In a compelling blow for liberty, freedom of speech, and the rights of individuals, the Wisconsin Supreme Court today excoriated the district attorney/special prosecutor who ran politically targeted investigations and “military style” pre-dawn raids of innocents’ citizens’ homes in the so-called “John Doe II” case. The prosecutors’ “theory” was that it was a crime for conservative groups to discuss issues with candidates for office—especially Scott Walker. Many law-abiding Wisconsin citizens suffered the fully armed “swat-team” style raids of the their homes, being dragged from their beds in front of their children, handcuffed, arrested, and had their homes searched and property seized as a result of this outrage.
Nothing says it better than the court’s decision itself:
“To be clear, this conclusion ends the John Doe investigation because the special prosecutor’s legal theory is unsupported in either reason or law. Consequently, the investigation is closed. Consistent with our decision and the order entered by Reserve Judge Peterson, we order that the special prosecutor and the district attorneys involved in this investigation must cease all activities related to the investigation, return all property seized in the investigation from any individual or organization, and permanently destroy all copies of information and other materials obtained through the investigation. All Unnamed Movants are relieved of any duty to cooperate further with the investigation.”
The court did not stop there.
“The special prosecutor has disregarded the vital principle that in our nation and our state political speech is a fundamental right and is afforded the highest level of protection. The special prosecutor’s theories, rather than “assur[ing] [the] unfettered interchange of ideas for the bringing about of political and social changes desired by the people,” Roth, 354 U.S. at 484, instead would assure that such political speech will be investigated with paramilitary-style home invasions conducted in the pre-dawn hours and then prosecuted and punished. In short, the special prosecutor completely ignores the command that, when seeking to regulate issue advocacy groups, such regulation must be done with “narrow specificity.” Barland II, 751 F.3d at 811 (quotations omitted).”
The court also criticized the arbitrary nature of the decision to launch these proceedings:
The lack of clarity in Ch. 11, which the special prosecutor relies upon, leads us to the unsettling conclusion that it is left to government bureaucrats and/or individual prosecutors to determine how much coordination between campaign committees and independent groups is “too much” coordination. In essence, under his theory, every candidate, in every campaign in which an issue advocacy group participates, would get their own John Doe proceeding and their own special prosecutor to determine the extent of any coordination. This is not, and cannot, be the law in a democracy.
The special prosecutor alleges that the Unnamed Movants engaged in illegally coordinated issue advocacy. However, the basis for his theory has evolved over the course of the various legal challenges to his investigation, and he appears unable to decide just how the Unnamed Movants have broken the law.
¶56 Today, the special prosecutor alleges two theories of illegal coordination: (1) that the coordination between the Unnamed Movants is so extensive that the supposedly independent groups became subcommittees for the candidate’s campaign under Wis.

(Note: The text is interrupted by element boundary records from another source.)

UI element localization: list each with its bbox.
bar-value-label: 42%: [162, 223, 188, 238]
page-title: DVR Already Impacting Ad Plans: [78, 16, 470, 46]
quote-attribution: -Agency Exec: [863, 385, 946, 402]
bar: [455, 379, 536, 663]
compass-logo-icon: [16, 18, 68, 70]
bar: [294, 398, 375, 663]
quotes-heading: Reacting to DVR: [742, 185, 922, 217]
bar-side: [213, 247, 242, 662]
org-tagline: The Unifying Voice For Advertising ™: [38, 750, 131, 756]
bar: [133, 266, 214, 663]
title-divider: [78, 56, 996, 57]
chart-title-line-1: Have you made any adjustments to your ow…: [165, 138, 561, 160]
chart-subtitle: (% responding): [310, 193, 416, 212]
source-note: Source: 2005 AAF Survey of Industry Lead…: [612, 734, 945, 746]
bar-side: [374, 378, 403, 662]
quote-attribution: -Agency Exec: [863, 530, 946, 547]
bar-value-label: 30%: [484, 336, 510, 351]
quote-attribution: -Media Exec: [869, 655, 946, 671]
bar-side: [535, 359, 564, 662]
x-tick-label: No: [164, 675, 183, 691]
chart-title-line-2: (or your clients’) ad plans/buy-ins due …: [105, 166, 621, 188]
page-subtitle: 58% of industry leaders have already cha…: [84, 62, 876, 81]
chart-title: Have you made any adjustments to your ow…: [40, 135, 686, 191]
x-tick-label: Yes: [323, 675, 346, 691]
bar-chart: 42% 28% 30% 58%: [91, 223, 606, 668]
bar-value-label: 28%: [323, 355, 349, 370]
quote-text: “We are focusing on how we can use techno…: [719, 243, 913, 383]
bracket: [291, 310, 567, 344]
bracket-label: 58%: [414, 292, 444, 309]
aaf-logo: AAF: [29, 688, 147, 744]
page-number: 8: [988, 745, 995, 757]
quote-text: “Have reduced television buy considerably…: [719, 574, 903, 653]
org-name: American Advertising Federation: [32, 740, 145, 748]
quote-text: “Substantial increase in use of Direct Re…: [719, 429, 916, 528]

Stat. § 11.10(4); and (2) that the coordinated issue advocacy amounts to an in-kind contribution under Wis. Admin. Code § GAB 1.20. The special prosecutor’s theories, if adopted as law, would require an individual to surrender his political rights to the government and retain campaign finance attorneys before discussing salient political issues. See Citizens United, 558 U.S. at 324. We find no support for the special prosecutor’s theories in Wis. Stat. Ch. 11. Chapter 11’s definition of “political purposes,” which underlies Wisconsin’s campaign finance law, is both overbroad and vague and thus unconstitutionally chills speech because people “‘of common intelligence must necessarily guess at [the law’s] meaning and differ as to its application.'” Id. (quoting Connally, 269 U.S. at 391).
But wait, there’s more—reiterating how fortunate it is that these people could and did fight back, and how sad it is for those who can’t.

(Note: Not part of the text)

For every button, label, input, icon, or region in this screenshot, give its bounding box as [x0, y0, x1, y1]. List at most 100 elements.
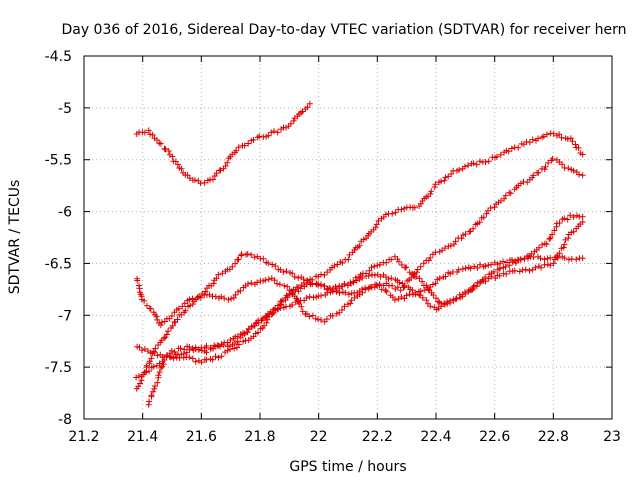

“Our lengthy discussion of these three cases can be distilled into a few simple, but important, points. It is utterly clear that the special prosecutor has employed theories of law that do not exist in order to investigate citizens who were wholly innocent of any wrongdoing. In other words, the special prosecutor was the instigator of a “perfect storm” of wrongs that was visited upon the innocent Unnamed Movants and those who dared to associate with them. It is fortunate, indeed, for every other citizen of this great State who is interested in the protection of fundamental liberties that the special prosecutor chose as his targets innocent citizens who had both the will and the means to fight the unlimited resources of an unjust prosecution. Further, these brave individuals played a crucial role in presenting this court with an opportunity to re-endorse its commitment to upholding the fundamental right of each and every citizen to engage in lawful political activity and to do so free from the fear of the tyrannical retribution of arbitrary or capricious governmental prosecution. Let one point be clear: our conclusion today ends this unconstitutional John Doe investigation.”
As our friend Judge Kozinski has repeatedly said, “Judges must put a stop to it.” We’ll add these judges to our list of those who “get it” and are standing for justice for all.